L'heure est venue de se quitter... Pas d'inquiétudes, je compte bien revenir avec d'autres fanfictions ^_^ Voici le chapitre final de cette histoire !
8 Mars
Cher journal,
J'ai encore un peu de mal à me faire à cette nouvelle vie. J'ai changé de maison. Ginpachi-sensei est mon tuteur, et il m'héberge. Anego me rend visite très souvent pour s'assurer que ce prof pervers et incompétent s'occupe bien de moi, mais je n'ai rien à redire. Je l'aide pour les tâches ménagères, il m'aide pour les études. Il me donne plein d'idées pour maltraiter le Sadique, et tant qu'il ne me voit pas les appliquer (ou du moins tant que personne ne remarque qu'il me voit), je dispose de l'immunité ! La dernière en date a consisté à le menotter à sa table et à jeter la clef par la fenêtre. Il n'a pu sortir à aucune pause et a été libéré (à coup de pinces coupantes) le soir. Son visage furieux était magique.
Au fond, nous sommes tous les deux orphelins, à vivre chez un autre. L'assistant social a obtenu que je sois retirée de la garde de mon père (qui, honnêtement, a eu l'air soulagé) et mon frère a été condamné à 6 mois de travaux d'intérêt général, après que j'aie insisté pour qu'il ne soit pas sévèrement puni. Je le croise parfois dans les couloirs, mais il m'ignore juste. Et c'est mieux ainsi.
14 Mars
Aujourd'hui c'est le White Day. Une stupide tradition à la japonaise où l'on doit remercier toutes les filles qui nous ont offert du chocolat par un cadeau d'une valeur triple. D'ordinaire, j'ignore la tradition, mais Hijikata m'a sous-entendu lourdement que je ferai mieux d'offrir quelque chose à China. Sachant qu'elle ne m'a rien offert à proprement parler (ses chocolats ne sont jamais arrivés entre mes mains!) sinon des tracas... Elle allait être servie !
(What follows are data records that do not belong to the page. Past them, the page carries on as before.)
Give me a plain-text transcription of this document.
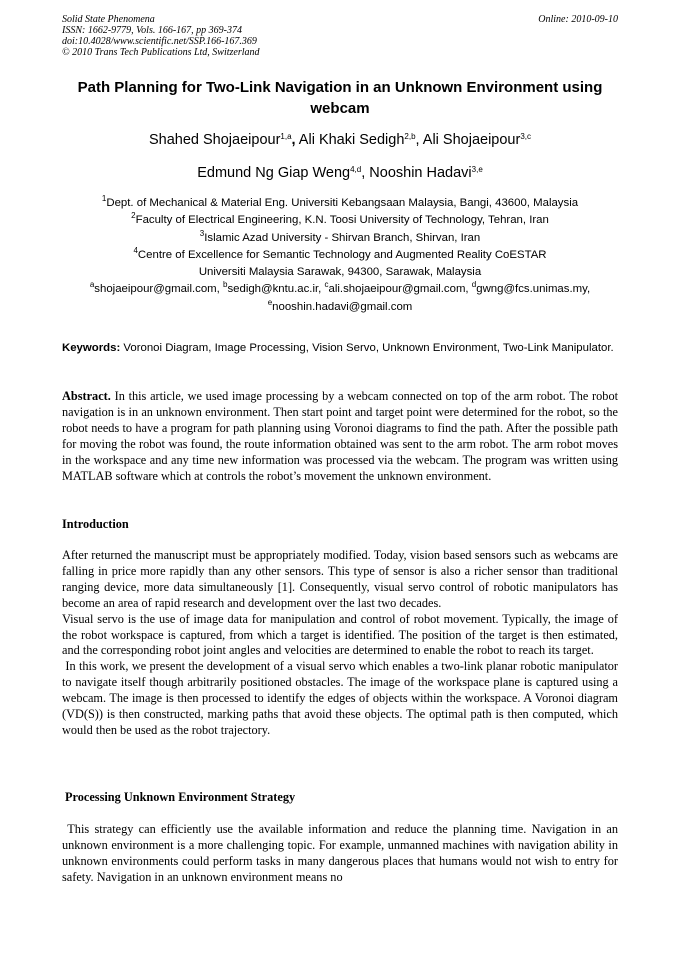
Solid State Phenomena
ISSN: 1662-9779, Vols. 166-167, pp 369-374
doi:10.4028/www.scientific.net/SSP.166-167.369
© 2010 Trans Tech Publications Ltd, Switzerland
Online: 2010-09-10
Path Planning for Two-Link Navigation in an Unknown Environment using webcam
Shahed Shojaeipour$^{1,a}$, Ali Khaki Sedigh$^{2,b}$, Ali Shojaeipour$^{3,c}$
Edmund Ng Giap Weng$^{4,d}$, Nooshin Hadavi$^{3,e}$
$^1$Dept. of Mechanical & Material Eng. Universiti Kebangsaan Malaysia, Bangi, 43600, Malaysia
$^2$Faculty of Electrical Engineering, K.N. Toosi University of Technology, Tehran, Iran
$^3$Islamic Azad University - Shirvan Branch, Shirvan, Iran
$^4$Centre of Excellence for Semantic Technology and Augmented Reality CoESTAR
Universiti Malaysia Sarawak, 94300, Sarawak, Malaysia
$^a$shojaeipour@gmail.com, $^b$sedigh@kntu.ac.ir, $^c$ali.shojaeipour@gmail.com, $^d$gwng@fcs.unimas.my,
$^e$nooshin.hadavi@gmail.com
Keywords: Voronoi Diagram, Image Processing, Vision Servo, Unknown Environment, Two-Link Manipulator.
Abstract. In this article, we used image processing by a webcam connected on top of the arm robot. The robot navigation is in an unknown environment. Then start point and target point were determined for the robot, so the robot needs to have a program for path planning using Voronoi diagrams to find the path. After the possible path for moving the robot was found, the route information obtained was sent to the arm robot. The arm robot moves in the workspace and any time new information was processed via the webcam. The program was written using MATLAB software which at controls the robot’s movement the unknown environment.
Introduction

After returned the manuscript must be appropriately modified. Today, vision based sensors such as webcams are falling in price more rapidly than any other sensors. This type of sensor is also a richer sensor than traditional ranging device, more data simultaneously [1]. Consequently, visual servo control of robotic manipulators has become an area of rapid research and development over the last two decades.

Visual servo is the use of image data for manipulation and control of robot movement. Typically, the image of the robot workspace is captured, from which a target is identified. The position of the target is then estimated, and the corresponding robot joint angles and velocities are determined to enable the robot to reach its target.

In this work, we present the development of a visual servo which enables a two-link planar robotic manipulator to navigate itself though arbitrarily positioned obstacles. The image of the workspace plane is captured using a webcam. The image is then processed to identify the edges of objects within the workspace. A Voronoi diagram (VD(S)) is then constructed, marking paths that avoid these objects. The optimal path is then computed, which would then be used as the robot trajectory.

Processing Unknown Environment Strategy

This strategy can efficiently use the available information and reduce the planning time. Navigation in an unknown environment is a more challenging topic. For example, unmanned machines with navigation ability in unknown environments could perform tasks in many dangerous places that humans would not wish to entry for safety. Navigation in an unknown environment means no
J'ai mis en scène quelque chose de bien plus ambitieux que tout ce que j'avais pu faire avant. J'ai glissé une lettre dans son casier avec une fausse déclaration, lui demandant de se rendre sur le toit à la pause déjeuner. J'ai également posé une lettre de ce genre dans le casier de Zaki (si les choses ne se dérouleraient pas comme prévu au moins elle penserait que la lettre venait de lui). A la pause, je me suis précipité sur le toit, j'ai posé un escabeau près de la porte, coincé un ballon dans la gouttière pour prétendre que je cherchais à le décoincer, j'ai envoyé Zaki observer la vue qu'on avait depuis le coin le plus éloigné de la porte, de sorte qu'il ne voit rien, et j'ai attendu.
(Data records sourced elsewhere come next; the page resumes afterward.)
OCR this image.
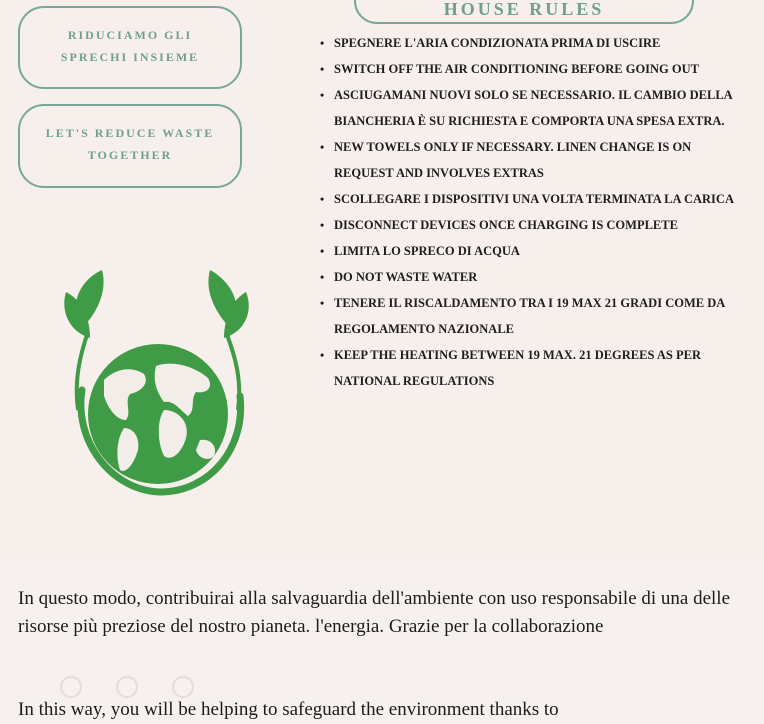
RIDUCIAMO GLI
SPRECHI INSIEME
LET'S REDUCE WASTE
TOGETHER
HOUSE RULES
• SPEGNERE L'ARIA CONDIZIONATA PRIMA DI USCIRE
• SWITCH OFF THE AIR CONDITIONING BEFORE GOING OUT
• ASCIUGAMANI NUOVI SOLO SE NECESSARIO. IL CAMBIO DELLA BIANCHERIA È SU RICHIESTA E COMPORTA UNA SPESA EXTRA.
• NEW TOWELS ONLY IF NECESSARY. LINEN CHANGE IS ON REQUEST AND INVOLVES EXTRAS
• SCOLLEGARE I DISPOSITIVI UNA VOLTA TERMINATA LA CARICA
• DISCONNECT DEVICES ONCE CHARGING IS COMPLETE
• LIMITA LO SPRECO DI ACQUA
• DO NOT WASTE WATER
• TENERE IL RISCALDAMENTO TRA I 19 MAX 21 GRADI COME DA REGOLAMENTO NAZIONALE
• KEEP THE HEATING BETWEEN 19 MAX. 21 DEGREES AS PER NATIONAL REGULATIONS
In questo modo, contribuirai alla salvaguardia dell'ambiente con uso responsabile di una delle risorse più preziose del nostro pianeta. l'energia. Grazie per la collaborazione
In this way, you will be helping to safeguard the environment thanks to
Elle est arrivée assez vite (je savais qu'elle traînait toujours un peu à bavarder le midi), et lorsqu'elle a ouvert la porte, l'escabeau est tombé dans un grand fracas. Ayant anticipé où il allait tomber, je me suis allongé juste à côté.
Au début, quand elle a compris ce qu'il s'était passé, elle m'a pointé du doigt en se moquant allègrement de moi. Puis, voyant que je ne bougeais pas, elle a commencé à s'inquiéter. Zaki, ayant entendu le bruit, s'est précipité aussi.
Tous deux ont commencé à paniquer. Lorsqu'elle a voulu vérifier mon souffle, je l'ai retenu. Zaki a voulu vérifier mon pouls, mais j'avais prévu le coup : une petite balle au creux de mon aisselle, bien serrée entre mon bras et mon torse, et mon pouls devint indétectable. Et là, je l'ai entendue s'effondrer alors que Zaki frôlait la crise d'hystérie, à se demander qui il fallait appeler, s'il valait mieux cacher le corps et ne le dire à personne... (je te retiens, Zaki).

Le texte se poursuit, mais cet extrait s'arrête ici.